I believe that when counting the bits in delta it counts one more than it should (the most significant bit should not be included in the count in my opinion, since it is by definition always '1', and only serves to tell how many bits there are). Note also that the value of delta will have a minimum (it is impossible for the time between two keystrokes to be absolutely zero), which is a further reason to discount one bit when counting the bits of delta (see trueRandEvent()).

Stirring

Each time the randPool wraps around, and again at the end, it is "stirred" (see randPoolStir()). Note that stirring is a completely deterministic process, exactly repeatable on different systems (it even converts the entire randPool to big-endian format beforehand in order to ensure this, and afterwards rewrites each group of four bytes the other way round).

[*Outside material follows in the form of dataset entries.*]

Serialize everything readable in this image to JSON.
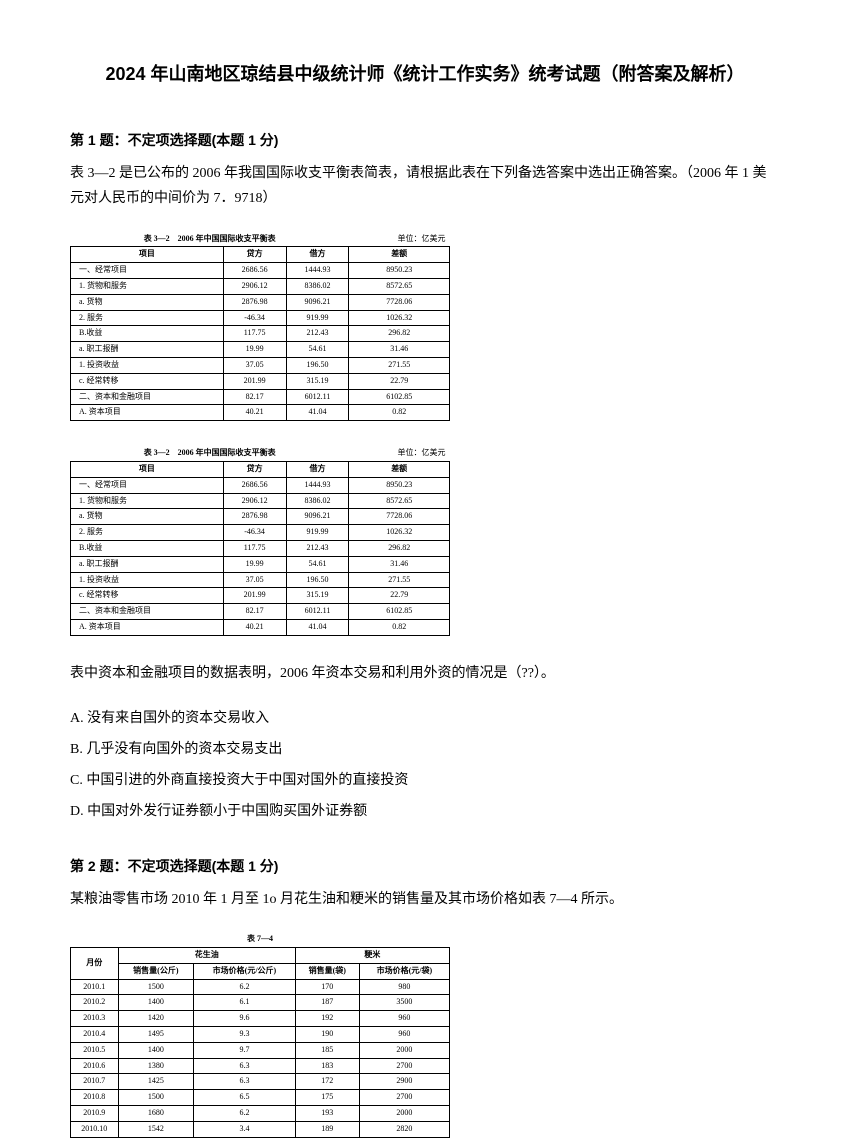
{
  "title": "2024 年山南地区琼结县中级统计师《统计工作实务》统考试题（附答案及解析）",
  "q1": {
    "header": "第 1 题：不定项选择题(本题 1 分)",
    "text": "表 3—2 是已公布的 2006 年我国国际收支平衡表简表，请根据此表在下列备选答案中选出正确答案。（2006 年 1 美元对人民币的中间价为 7．9718）",
    "table_title": "表 3—2　2006 年中国国际收支平衡表",
    "table_unit": "单位：亿美元",
    "headers": [
      "项目",
      "贷方",
      "借方",
      "差额"
    ],
    "rows": [
      [
        "一、经常项目",
        "2686.56",
        "1444.93",
        "8950.23"
      ],
      [
        "1. 货物和服务",
        "2906.12",
        "8386.02",
        "8572.65"
      ],
      [
        "a. 货物",
        "2876.98",
        "9096.21",
        "7728.06"
      ],
      [
        "2. 服务",
        "-46.34",
        "919.99",
        "1026.32"
      ],
      [
        "B.收益",
        "117.75",
        "212.43",
        "296.82"
      ],
      [
        "a. 职工报酬",
        "19.99",
        "54.61",
        "31.46"
      ],
      [
        "1. 投资收益",
        "37.05",
        "196.50",
        "271.55"
      ],
      [
        "c. 经常转移",
        "201.99",
        "315.19",
        "22.79"
      ],
      [
        "二、资本和金融项目",
        "82.17",
        "6012.11",
        "6102.85"
      ],
      [
        "A. 资本项目",
        "40.21",
        "41.04",
        "0.82"
      ]
    ],
    "followup": "表中资本和金融项目的数据表明，2006 年资本交易和利用外资的情况是（??）。",
    "options": {
      "A": "A. 没有来自国外的资本交易收入",
      "B": "B. 几乎没有向国外的资本交易支出",
      "C": "C. 中国引进的外商直接投资大于中国对国外的直接投资",
      "D": "D. 中国对外发行证券额小于中国购买国外证券额"
    }
  },
  "q2": {
    "header": "第 2 题：不定项选择题(本题 1 分)",
    "text": "某粮油零售市场 2010 年 1 月至 1o 月花生油和粳米的销售量及其市场价格如表 7—4 所示。",
    "table_title": "表 7—4",
    "group_headers": [
      "月份",
      "花生油",
      "粳米"
    ],
    "sub_headers": [
      "销售量(公斤)",
      "市场价格(元/公斤)",
      "销售量(袋)",
      "市场价格(元/袋)"
    ],
    "rows": [
      [
        "2010.1",
        "1500",
        "6.2",
        "170",
        "980"
      ],
      [
        "2010.2",
        "1400",
        "6.1",
        "187",
        "3500"
      ],
      [
        "2010.3",
        "1420",
        "9.6",
        "192",
        "960"
      ],
      [
        "2010.4",
        "1495",
        "9.3",
        "190",
        "960"
      ],
      [
        "2010.5",
        "1400",
        "9.7",
        "185",
        "2000"
      ],
      [
        "2010.6",
        "1380",
        "6.3",
        "183",
        "2700"
      ],
      [
        "2010.7",
        "1425",
        "6.3",
        "172",
        "2900"
      ],
      [
        "2010.8",
        "1500",
        "6.5",
        "175",
        "2700"
      ],
      [
        "2010.9",
        "1680",
        "6.2",
        "193",
        "2000"
      ],
      [
        "2010.10",
        "1542",
        "3.4",
        "189",
        "2820"
      ]
    ]
  }
}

Its modus operandi is to encrypt the whole randPool using the MD5 algorithm (that's the one used for generating signatures). That is why the length of the randPool had to be a multiple of 128 bits. It starts from a zero key (I told you it was going to be deterministic). By the time it has got to the end of the randPool, the last bit deposited is a function of every preceding bit. It then encrypts it all again, so that every bit in the new randPool now potentially depends on every bit in the original randPool. If you start with an empty randPool, it will now appear (to the naked eye) as a complete random mess. If you start with a randPool containing just one bit, it will appear as a different random mess.

Finally, it takes the first 128 bits of the new randPool as the starting key for the next stirring.

Note that the purpose of stirring is not to generate extra randomness. It is merely to redistribute the randomness that is already there (derived from your keystrokes). So it matters not whether the randPool is completely filled by your keystroking, nor that the two sets of 256 bits that you extract from it in order to make your 512-bit key are not the actual bits that you randomly generated. Every bit that you take out is affected by every random bit that you put in (as well as by the many non-random, predictable bits that the UNIX systems in particular insert). So it is still possible to generate each and every one of the possible keys, even when starting from a known time of day and a known number of ticks since boot time.

Conclusion

So is it safe? The answer seems to be Yes.

But I would have been much happier to see a more straightforward system. It took me three days and much work examining the operation of the program with a debugger to convince myself that most of the information being put into randPool was mere FUD, and to identify exactly where the true required number of random bits was actually coming from. In view of the excellent performance of randPoolStir(), I cannot see that any of the FUD serves any useful purpose. Well, I can see a little merit in including the time and date just once, in case any extremely regular typist manages to get exactly the same intervals between each keystroke during her interpretation of William Tell, or unless some other flaw is found in the system (which is also why I would like to see the wrap-around of the randPool a little less regular, as already mentioned).

So I have at last felt it safe to generate my PGP key. And as a final check against any wily eavesdropper who may have been compiling a complete set of all the popular 1024-bit keys (will the universe last long enough for him to complete his task?) I have set my key length to 820 bits. How's that for paranoia?